One pissed of dude
So my mom and I have not talked in about a year. Things were rough before that, so I finally decided to leave. While I lived there my step-dad (whom I hate more than I can describe and wish a racoon would infest his ass with rabies) tryed many times to turn my mom against me (so she'd kick me out). He even went as far as saying that I pulled a knife on him and stole money from my sisters. Both of which I didn't fucking do!
Any ways to shorten this boring ass story a little, my mom believes this shit and won't talk to me. I sent my sisters a b-day card and wrote a letter to my mom in it. Not only did she not read my letter, she didn't even give my sis the fucking card. I was so pissed that I called her, but couldn't get a word in because she's too busy screaming "YOU WORTHLESS PIECE OF SHIT, YOU PUT ME THROUGH HELL WHILE YOU WERE HERE... on and on! I finally just hung up on her.
I'm afraid I'm going to jail because I am going to kick my step-dads teeth in. The only thing that kept me from doing it sooner were my sisters, but now I just dont give a FUCK. I going to kick that door down and put his ass in a world of pain. If I'm going to jail, I will make it worth it. Do you blame me? Is it normal? Any advice?
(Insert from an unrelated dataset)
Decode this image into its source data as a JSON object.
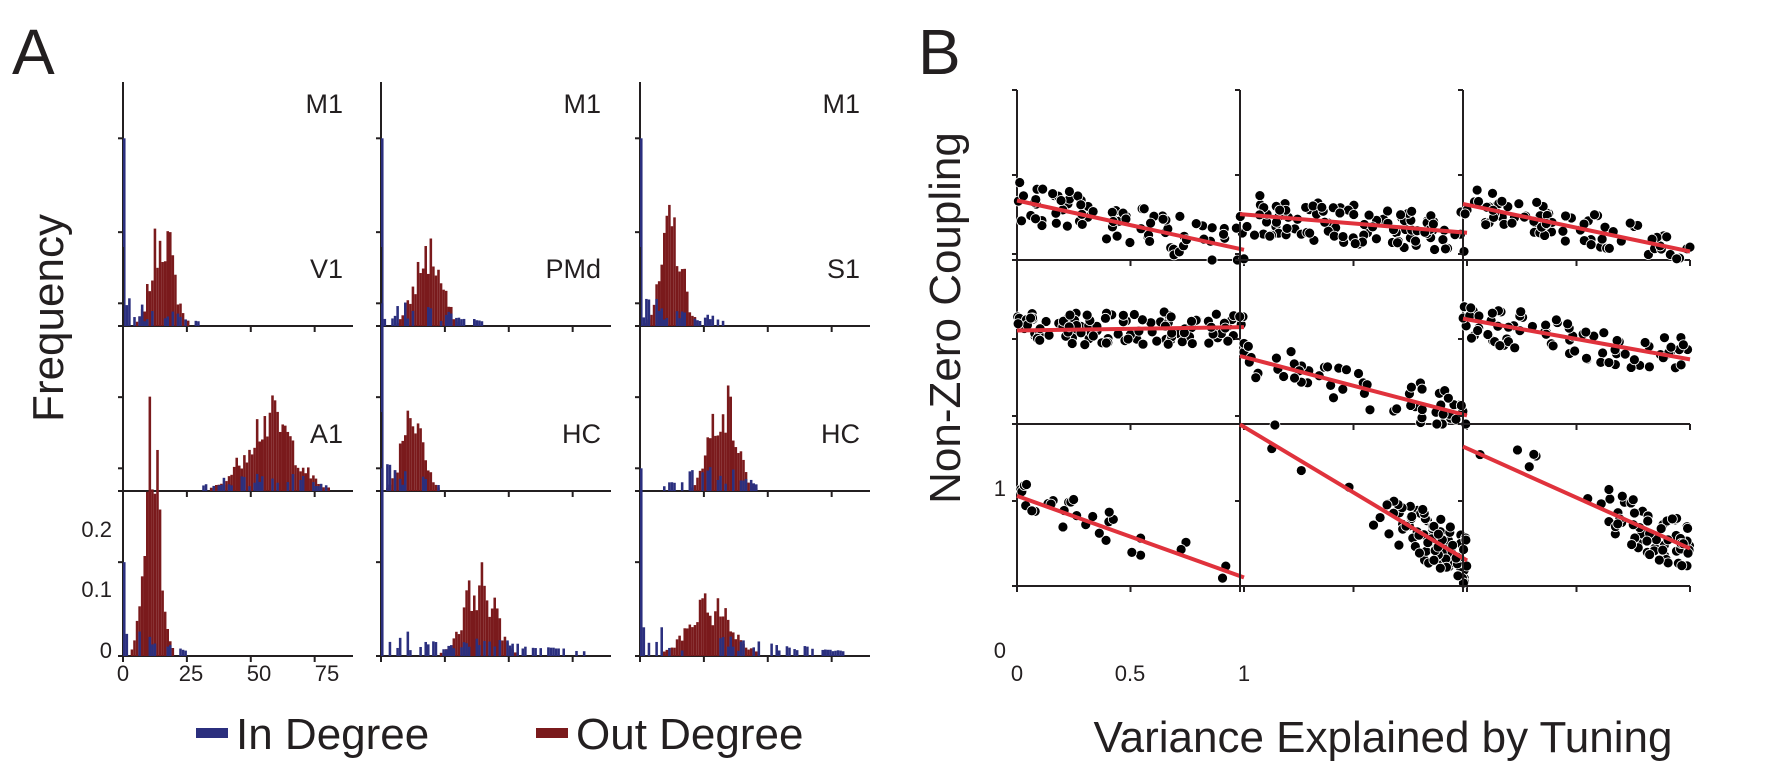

Well with my mom calling me a "worthless piece of shit" how much angrier could she get? That's the way I think of it, who knows after I serve my time she might thank me!
But seriously, I don't like reading long posts. Max 2 lines! ASSHOLE!
This was some gay shit... too long, and not enough cock and ass.
you are 18 right (according to this site)
any way you could move out or in with a friend for a while to calm down?